Porque la clave de este asunto es que desde los ámbitos cristianos no se ha hecho una literatura que sirviera para traer justicia y bienestar al mundo caído, respetando las reglas de la narrativa y no la de los panfletos publicitarios, sino que se ha hecho una literatura que, salvo contadas y maravillosas excepciones, es una justificación de una fe barata, basada en las buenas intenciones y alejada del mundo. Tanto el teatro, la poesía, la narrativa o el ensayo que se han dado por llamar “cristianos” no son más que un subgénero panfletario, para uso privado, no para alcanzar los corazones de millones.
A lo largo de mucho tiempo, este tipo de literatura ha servido para inspirar a devotos feligreses dominicales, que ya estaban inspirados de por sí, pero a nadie más.

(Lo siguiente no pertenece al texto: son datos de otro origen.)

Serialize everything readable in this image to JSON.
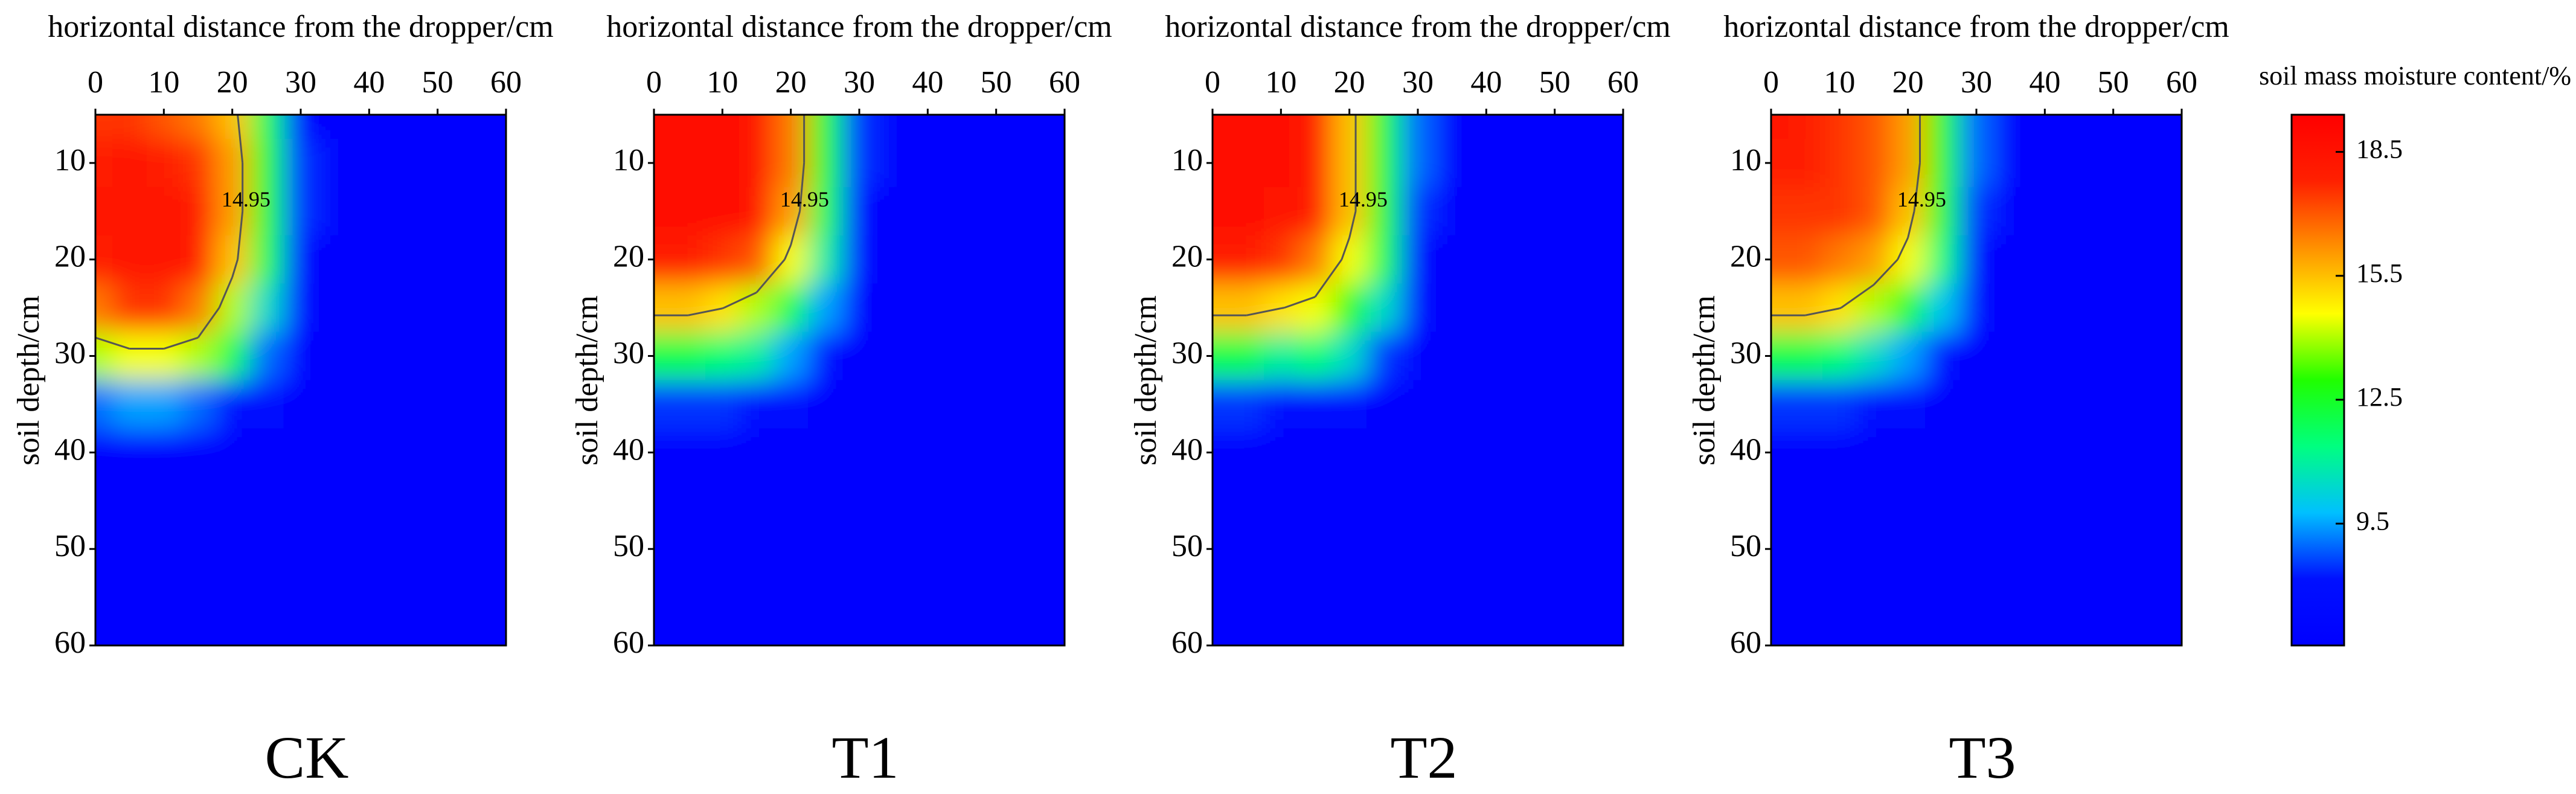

No es que la literatura cristiana no exista, sino que no debería de existir, y más aún, no deberíamos buscarla, por mucho que nuestros amigos estadounidenses insistan. Si lo hacemos, estaremos encerrándonos en un gueto ideológico del que no podremos salir al mundo real, a ese mundo de ahí fuera, caído y hostil, que necesita nuestro mensaje. Como dice Casanova, los cristianos, seres redimidos, son los únicos capaces de mostrarle al mundo cómo es en realidad. Y ese es un perfecto y maravilloso camino que explorar por medio de la literatura. Y el próximo día, que todos habremos leído el texto de Casanova y seremos un punto más sabios y un poco más felices, hablaremos de cómo desembrollar el embrollo.